Aşağıdaki Yargıtay kararında görüleceği üzere; kendisine başörtüsü takma ve uzun kollu giyme izni verildiği halde tişörtü giymemekte ısrar eden işçinin bu ısrarı inanç özgürlüğü kapsamında değerlendirilmemiştir:
“… Davacı tanığınca da beyan edildiği üzere davalının davacının dini inancı gereği başını örtmesine uzun kollu giysi giymesine itirazı bulunmamaktadır. İtiraz noktası mağazada çalışan diğer personelin şirkete ait markanın yazılı olduğu tişörtü giymesine rağmen davacının bunu giymemesidir. Gerçekten tüm personel söz konusu iş kıyafetini giyerken davacının bunu giymemesi, müşteriler açısından davacının mağaza çalışanı mı müşteri mi olduğu noktasında duraksamaya yol açabileceği gibi, diğer personel bunu yerine getirirken davacının buna aykırı hareket etmesi çalışanlar arasında uyumsuzluğa, çalışma barışının bozulmasına da yol açabilecektir.
Davacının söz konusu davranışının işyerinde olumsuzluğa yol açtığı işyeri uygulaması haline gelen kıyafet giyme zorunluluğuna uyulmadığı açık olup fesih geçerli nedene dayanmaktadır. Her ne kadar davalı taraf haklı feshe dayanmışsa da, davacının söz konusu işyeri kıyafetini giymesi asli görev kapsamında değerlendirilemeyeceğinden fesih haklı fesih ağırlığında olmamakla birlikte geçerli nedene dayanmaktadır…” (9 Hukuk, 2017/2968 K.)
SONUÇ
İşçinin başörtüsü takmasına şahsi nedenlerle hiçbir işveren yasak koyamaz. İnanç hürriyetinin bir parçası olan bu kuralın tartışılması bile gereksizdir.

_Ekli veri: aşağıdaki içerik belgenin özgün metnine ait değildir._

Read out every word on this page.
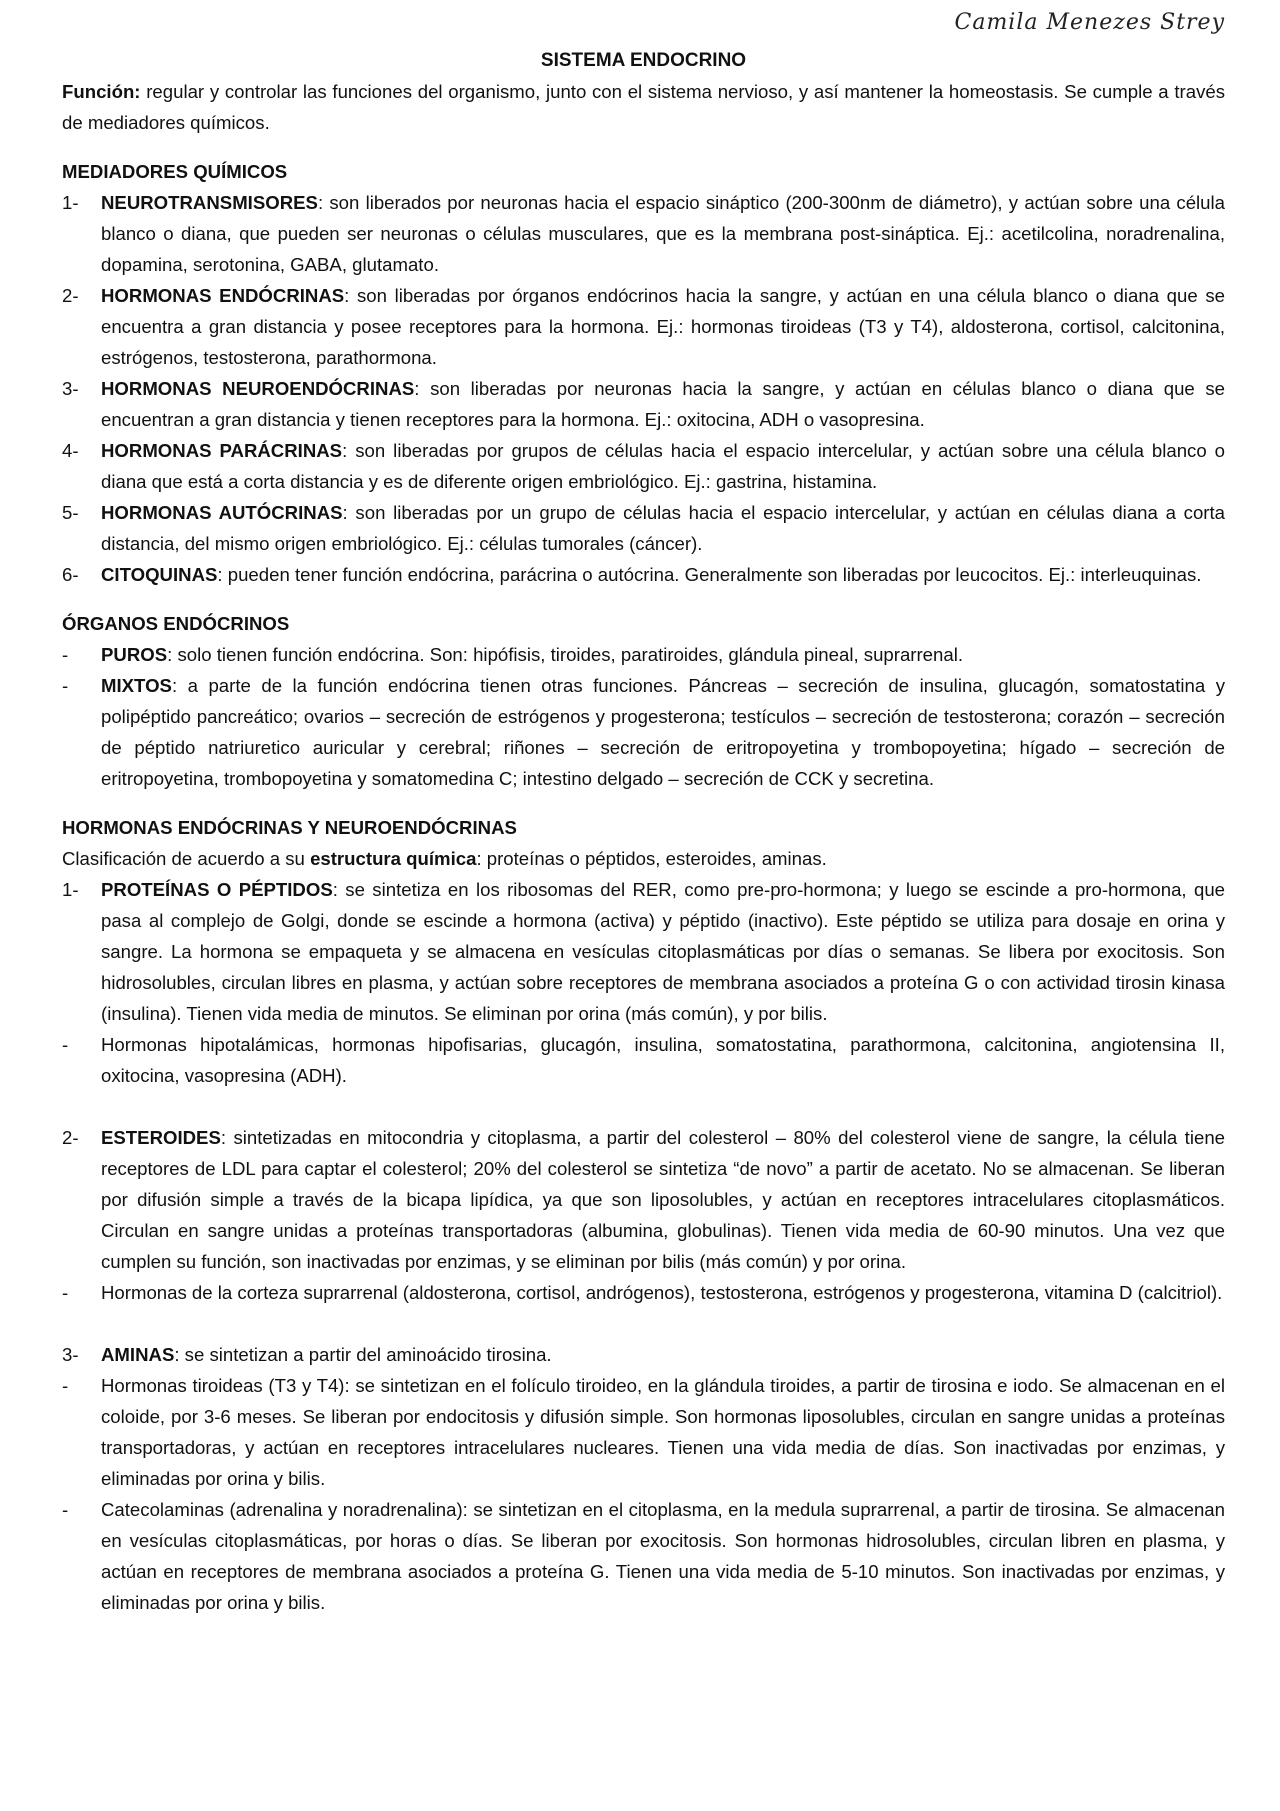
Camila Menezes Strey
SISTEMA ENDOCRINO

Función: regular y controlar las funciones del organismo, junto con el sistema nervioso, y así mantener la homeostasis. Se cumple a través de mediadores químicos.

MEDIADORES QUÍMICOS
1-	NEUROTRANSMISORES: son liberados por neuronas hacia el espacio sináptico (200-300nm de diámetro), y actúan sobre una célula blanco o diana, que pueden ser neuronas o células musculares, que es la membrana post-sináptica. Ej.: acetilcolina, noradrenalina, dopamina, serotonina, GABA, glutamato.
2-	HORMONAS ENDÓCRINAS: son liberadas por órganos endócrinos hacia la sangre, y actúan en una célula blanco o diana que se encuentra a gran distancia y posee receptores para la hormona. Ej.: hormonas tiroideas (T3 y T4), aldosterona, cortisol, calcitonina, estrógenos, testosterona, parathormona.
3-	HORMONAS NEUROENDÓCRINAS: son liberadas por neuronas hacia la sangre, y actúan en células blanco o diana que se encuentran a gran distancia y tienen receptores para la hormona. Ej.: oxitocina, ADH o vasopresina.
4-	HORMONAS PARÁCRINAS: son liberadas por grupos de células hacia el espacio intercelular, y actúan sobre una célula blanco o diana que está a corta distancia y es de diferente origen embriológico. Ej.: gastrina, histamina.
5-	HORMONAS AUTÓCRINAS: son liberadas por un grupo de células hacia el espacio intercelular, y actúan en células diana a corta distancia, del mismo origen embriológico. Ej.: células tumorales (cáncer).
6-	CITOQUINAS: pueden tener función endócrina, parácrina o autócrina. Generalmente son liberadas por leucocitos. Ej.: interleuquinas.
ÓRGANOS ENDÓCRINOS
-	PUROS: solo tienen función endócrina. Son: hipófisis, tiroides, paratiroides, glándula pineal, suprarrenal.
-	MIXTOS: a parte de la función endócrina tienen otras funciones. Páncreas – secreción de insulina, glucagón, somatostatina y polipéptido pancreático; ovarios – secreción de estrógenos y progesterona; testículos – secreción de testosterona; corazón – secreción de péptido natriuretico auricular y cerebral; riñones – secreción de eritropoyetina y trombopoyetina; hígado – secreción de eritropoyetina, trombopoyetina y somatomedina C; intestino delgado – secreción de CCK y secretina.
HORMONAS ENDÓCRINAS Y NEUROENDÓCRINAS

Clasificación de acuerdo a su estructura química: proteínas o péptidos, esteroides, aminas.

1-	PROTEÍNAS O PÉPTIDOS: se sintetiza en los ribosomas del RER, como pre-pro-hormona; y luego se escinde a pro-hormona, que pasa al complejo de Golgi, donde se escinde a hormona (activa) y péptido (inactivo). Este péptido se utiliza para dosaje en orina y sangre. La hormona se empaqueta y se almacena en vesículas citoplasmáticas por días o semanas. Se libera por exocitosis. Son hidrosolubles, circulan libres en plasma, y actúan sobre receptores de membrana asociados a proteína G o con actividad tirosin kinasa (insulina). Tienen vida media de minutos. Se eliminan por orina (más común), y por bilis.
-	Hormonas hipotalámicas, hormonas hipofisarias, glucagón, insulina, somatostatina, parathormona, calcitonina, angiotensina II, oxitocina, vasopresina (ADH).
2-	ESTEROIDES: sintetizadas en mitocondria y citoplasma, a partir del colesterol – 80% del colesterol viene de sangre, la célula tiene receptores de LDL para captar el colesterol; 20% del colesterol se sintetiza “de novo” a partir de acetato. No se almacenan. Se liberan por difusión simple a través de la bicapa lipídica, ya que son liposolubles, y actúan en receptores intracelulares citoplasmáticos. Circulan en sangre unidas a proteínas transportadoras (albumina, globulinas). Tienen vida media de 60-90 minutos. Una vez que cumplen su función, son inactivadas por enzimas, y se eliminan por bilis (más común) y por orina.
-	Hormonas de la corteza suprarrenal (aldosterona, cortisol, andrógenos), testosterona, estrógenos y progesterona, vitamina D (calcitriol).
3-	AMINAS: se sintetizan a partir del aminoácido tirosina.
-	Hormonas tiroideas (T3 y T4): se sintetizan en el folículo tiroideo, en la glándula tiroides, a partir de tirosina e iodo. Se almacenan en el coloide, por 3-6 meses. Se liberan por endocitosis y difusión simple. Son hormonas liposolubles, circulan en sangre unidas a proteínas transportadoras, y actúan en receptores intracelulares nucleares. Tienen una vida media de días. Son inactivadas por enzimas, y eliminadas por orina y bilis.
-	Catecolaminas (adrenalina y noradrenalina): se sintetizan en el citoplasma, en la medula suprarrenal, a partir de tirosina. Se almacenan en vesículas citoplasmáticas, por horas o días. Se liberan por exocitosis. Son hormonas hidrosolubles, circulan libren en plasma, y actúan en receptores de membrana asociados a proteína G. Tienen una vida media de 5-10 minutos. Son inactivadas por enzimas, y eliminadas por orina y bilis.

Yargıtay’a göre; ancak iş sağlığı ve güvenliği gerekçesiyle ya da benzer objektif bir sebeple işçinin başörtüsü takmasının engellenmesi mümkündür.
İşçinin ise başörtüsü takmasına ve uzun kollu giymesine izin verilmesine rağmen, işyerinin giyilmesini zorunlu tuttuğu üniformayı ya da kıyafeti giymek istememesi Yargıtay tarafından samimi bulunmamıştır.
Ortada geçerli bir neden olmadan başörtüsü takması yasaklanan işçi haklı nedenle derhal fesih yaparak kıdem tazminatı talep etme hakkına sahip olacaktır. Bu işçinin, din ve inanç özgürlüğü engellendiği ve kişilik hakları zedelendiği için mahkemeler nezdinde açacağı diğer dava hakları da saklı olacaktır.